The week that brought Frank his most lasting fame was over Thanksgiving in 1910. In what became known as the Jekyll Island Duck Hunt, Frank and a few other leading bankers secretly took a private train to a private resort off the coast of Georgia, where they hashed out the outline of what, three years later, became the Federal Reserve System. The only man present to write about the meeting, Frank was also instrumental in proposing part of the plan as it was finally adopted. He was proud of his effort, believing that bankers were, for the most part, honest and knowledgeable businessmen who could best set up such a system. Speaking of the Jekyll Island week, he said, "I lived during those days at the highest pitch of intellectual awareness that I have ever experienced."
Retirement, New York and California, 1920 - 1937
Although he retired from the Bank presidency in 1920, Frank Vanderlip was not a man to simply sit on his sloping lawn at Beechwood, admiring the view of the Hudson River. He purchased the entire town of 70 buildings in Sparta, New York, only 1/4 mile from Beechwood, and remodeled everything into the charming community it is today. He led a group of about 20 businessmen, including former President Taft's brother, on a trip to Japan aimed at creating better business and social ties with that country.

He gave constant support to the school, then named Scarborough School and now known as Clearview School, that he and his wife Narcissa built. They wanted their children could get a fine education without being sent away to private schools, as the children of many wealthy families were at the time. The six little Vanderlips spent their school days on the Beechwood property, in a modern, light-filled building, studying with other neighborhood children and the children of the household servants.

Even before retiring, Frank was interested in purchasing land that could be developed in interesting and profitable ways. As part of a consortium, he bought 15,000 acres at the mouth of the Brazos River in Texas, where they built the town of Freeport, a new port for the upriver city of Houston.

Perhaps his crowning achievement was his purchase, in 1913, of the 16,000 acres along the coast just south of downtown Los Angeles, known as Palos Verdes. Here, he built a summer home for his family and conceived an elegant, peaceful area of Mediterranean style homes that was one of the first such large-scale planned communities in the country. Today, the land is divided into four cities that still revere Frank as their founder. Describing his first thought on standing on a hilltop surveying his new property, Frank described it as, "an unspoiled sheet of paper, to be written on with loving care."

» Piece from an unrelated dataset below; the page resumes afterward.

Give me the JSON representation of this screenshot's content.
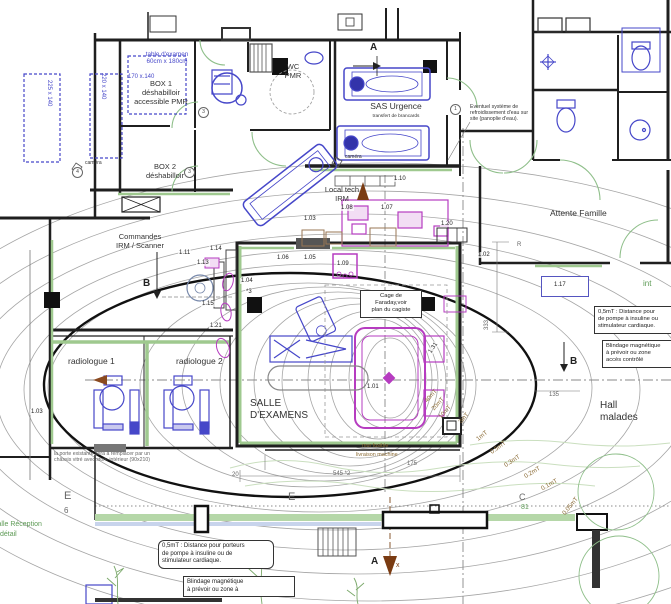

That might be a good description of Frank's life, from beginning to end. Looking back on his own life with awe and gratitude for the opportunities he might not have had in any other country, Frank said, "Of course I am proud that I was able to do that, but I have never ceased to wonder whether I was able to do it because I was Vanderlip, or because I was an American."

Frank Vanderlip died in New York in 1937, and is buried, with his wife Narcissa, in the Sleepy Hollow Cemetery in Briarcliff Manor, New York.